A widespread move to electric cars would slash around £1000 ($A1975) from the yearly fuel costs of the average British driver, a new study has found.
In the Fuelling Britain’s Future study, Cambridge Econometrics researchers found that “decarbonizing” the UK car fleet would slash £13 billion ($A25.67b) from private fuel costs.
Applying that data to the Australian car fleet, which at about 16 million is around half the size of Britain's, that would indicate an average saving of almost $1000 for every Aussie driver, even though Australian fuel prices tend to be lower than the British petrol prices.
While the next round of EU CO2 legislation gives the car industry a fleet average target of 95g/km of CO2/km by 2020, the Cambridge Econometrics study stated that moving to electric cars would cut carbon emissions by almost 50 per cent by 2030.
Such a move would also wipe out the dangerous and/or carcinogenic air pollutants, such as diesel particulates and NOx, from fossil fuel-using cars by the middle of the 21st century.
The study said that boosting infrastructure to enable six million electric or low-carbon vehicles onto UK roads by 2030 would cut NOx from cars by 75 per cent and particulate matter from cars by 91 per cent.
"The health benefits associated with these air-quality improvements are estimated to be worth £1 billion to £1.2 billion to the UK economy.”
Further, the report forecasts that if numbers rise to 23 million electric cars on UK roads by 2050, this would see a 95 per cent NOx reduction from cars and a 98% particulate matter reduction.
“The report clearly demonstrates how battery electric vehicles will continue to positively contribute to the economy,” Nissan’s Global Chief Marketability Engineer, Jerry Hardcastle OBE, said in response to the paper.
“Over time it is becoming clear that each battery electric vehicle is an investment in public health as it will also enable the necessary air quality improvements in urban environments,” he said.
UK car prices would also rise from today’s £20,500 ($A40,500) average price, with the addition of fuel-saving technologies, especially plug-in hybrids, expected to add around £1300 ($A2570) to even humble family runabouts.
The huge leap in technology needed to meet 2030’s 43g/km CO2 target would mean a rise in average new car prices (in today’s money) to £23,300 ($A46,000). That cost, though, will be largely offset by massive savings in fuel usage as cost-of-ownership reduces.
“By 2025, pure battery electric vehicles could achieve cost parity with a traditional car and by 2030 fuel cell electric vehicles will also be competitive over their lifetime,” the report insisted.

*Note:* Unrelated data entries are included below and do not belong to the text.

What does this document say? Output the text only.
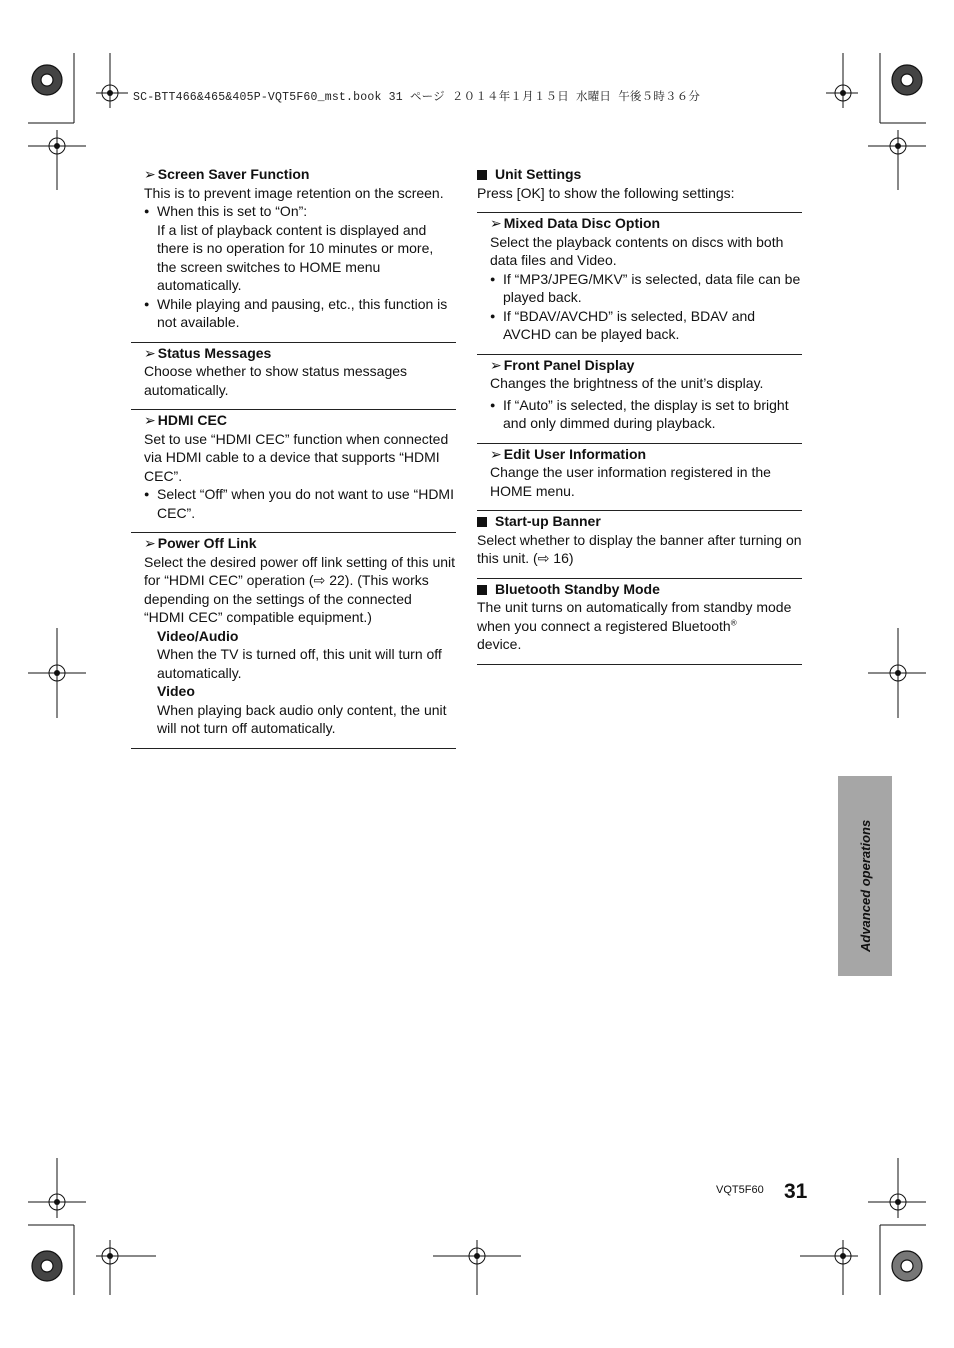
SC-BTT466&465&405P-VQT5F60_mst.book 31 ページ ２０１４年１月１５日 水曜日 午後５時３６分
➢ Screen Saver Function

This is to prevent image retention on the screen.

● When this is set to “On”:

If a list of playback content is displayed and there is no operation for 10 minutes or more, the screen switches to HOME menu automatically.

● While playing and pausing, etc., this function is not available.
➢ Status Messages

Choose whether to show status messages automatically.

➢ HDMI CEC

Set to use “HDMI CEC” function when connected via HDMI cable to a device that supports “HDMI CEC”.

● Select “Off” when you do not want to use “HDMI CEC”.
➢ Power Off Link

Select the desired power off link setting of this unit for “HDMI CEC” operation (⇨ 22). (This works depending on the settings of the connected “HDMI CEC” compatible equipment.)

Video/Audio

When the TV is turned off, this unit will turn off automatically.

Video

When playing back audio only content, the unit will not turn off automatically.

Unit Settings

Press [OK] to show the following settings:

➢ Mixed Data Disc Option

Select the playback contents on discs with both data files and Video.

● If “MP3/JPEG/MKV” is selected, data file can be played back.
● If “BDAV/AVCHD” is selected, BDAV and AVCHD can be played back.
➢ Front Panel Display

Changes the brightness of the unit’s display.

● If “Auto” is selected, the display is set to bright and only dimmed during playback.
➢ Edit User Information

Change the user information registered in the HOME menu.

Start-up Banner

Select whether to display the banner after turning on this unit. (⇨ 16)

Bluetooth Standby Mode

The unit turns on automatically from standby mode when you connect a registered Bluetooth®
device.

Advanced operations
VQT5F60 31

Far from significantly adding to motoring costs, especially up-front cost, the report concludes that the national cost of car ownership would drop by £8 billion ($A15.8b) by 2030 (in today’s money) and by £20 billion ($A39.5b) by 2050.
The research paper, commissioned by the European Climate Foundation, highlighted the urgent need for the rollout of electric and hydrogen infrastructure to cater for six million electric or plug-in hybrid cars in Britain by 2030 and up to 23 million by 2050.
“There will be a transition in the next five to 10 years, but you won’t see a sudden shift to electric vehicles until consumers have got over their ‘range anxiety’ concerns and that will only happen with infrastructure spending,” one of the study’s authors, Philip Summerton, said.
The British government subsidises electric car sales to the tune of up to £5000 ($A9880) per car, yet in 2012 it successfully lead a rebellion against a €10 billion ($A19.77b) EU proposal to spread more recharging stations around the continent.
The plan would have boosted the number of stations in the UK alone from 703 in 2012 to 1.22 million by 2020 and was defeated on cost grounds.
Yet there is significant pushback against the current lack of infrastructure planning from the car industry and its supplier base.
“It can no longer come as a surprise to anyone that reducing emissions delivers commercial benefits to industry as well as benefits to the environment and consumers,” Michelin’s Head of Government and Public Affairs in the UK, Darren Lindsey, said.
“To maximize those benefits, however, international policymakers have to create a consistent and robust regulatory framework.”
The report also backs up the consistent stance of European car-makers that it is pointless to provide a fleet of electrically driven vehicles if the power source was still coal-fired, but it found that even with a wholesale switch to renewable energy, the cost savings were still valid.
“We assume that electricity generation and hydrogen production are both largely decarbonised by 2030,” Summerton said. “Electricity generation is expected to have a carbon intensity of around 50g/kWh by 2030.
"We assumed hydrogen production methods that include centralised and decentralised electrolysis, with an implied carbon intensity lower than that of grid electricity.”